Gelsinger, oggi, presenta i suoi progetti non solo nelle chiese, ma anche ai membri del Congresso americano e ai gruppi di pressione legale a Washington. L’obiettivo è influenzare la futura regolamentazione dell’intelligenza artificiale, introducendo criteri “etici e cristiani” nello sviluppo dei modelli linguistici. “Voglio che anche Zuckerberg ci creda”, ha dichiarato ironicamente, lasciando intendere di voler coinvolgere anche i giganti della tecnologia nel suo piano di “evangelizzazione algoritmica”.
L’IA come nuova Bibbia?
Durante un recente seminario organizzato da Gloo, Gelsinger ha paragonato la rivoluzione dell’intelligenza artificiale all’invenzione della stampa di Gutenberg: “Allora la Chiesa seppe abbracciare la tecnologia e cambiò l’umanità. La domanda è: sapremo farlo anche oggi?”. Il parallelismo non è casuale. Come la stampa rese la Bibbia accessibile a tutti, l’IA, secondo questa visione, potrebbe rendere universale il linguaggio della fede, superando barriere culturali e linguistiche. È un sogno grandioso, ma anche pieno di contraddizioni. Può davvero un algoritmo interpretare la spiritualità umana? E cosa accade se la fede diventa un servizio digitale personalizzato, ottimizzato da un’intelligenza artificiale?

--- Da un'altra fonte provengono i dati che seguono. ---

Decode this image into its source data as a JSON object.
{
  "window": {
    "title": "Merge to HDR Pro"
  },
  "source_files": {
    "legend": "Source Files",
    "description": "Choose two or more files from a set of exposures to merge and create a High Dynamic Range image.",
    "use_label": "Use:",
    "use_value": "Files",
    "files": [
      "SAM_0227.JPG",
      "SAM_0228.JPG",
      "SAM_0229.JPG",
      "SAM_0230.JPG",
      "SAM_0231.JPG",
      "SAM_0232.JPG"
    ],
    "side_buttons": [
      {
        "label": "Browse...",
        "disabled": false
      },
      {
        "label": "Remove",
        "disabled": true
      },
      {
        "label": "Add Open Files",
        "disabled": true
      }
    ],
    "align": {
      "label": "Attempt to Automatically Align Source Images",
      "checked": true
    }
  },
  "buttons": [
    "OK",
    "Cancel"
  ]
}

Il paradosso del cristianesimo digitale
Non tutti, ovviamente, condividono l’entusiasmo di Gelsinger. Teologi e studiosi di etica hanno sollevato dubbi profondi. Anne Foerst, informatica e teologa alla St. Bonaventure University, ha ricordato che “la Bibbia parla di compassione, accoglienza e cura dei poveri, valori difficili da conciliare con la cultura della performance e del profitto che domina la Silicon Valley”.
Anche la giornalista Elizabeth Bruenig, sulle pagine di The Atlantic, ha definito il fenomeno un “vangelo della prosperità 2.0”: una fede piegata al culto dell’efficienza, dove la salvezza coincide con il successo e la connessione con Dio passa attraverso un server. Dietro l’apparente rinascita spirituale, dunque, si cela una nuova forma di potere: la tecno-teologia del capitalismo digitale, in cui la fede diventa branding e l’intelligenza artificiale lo strumento di un nuovo proselitismo globale.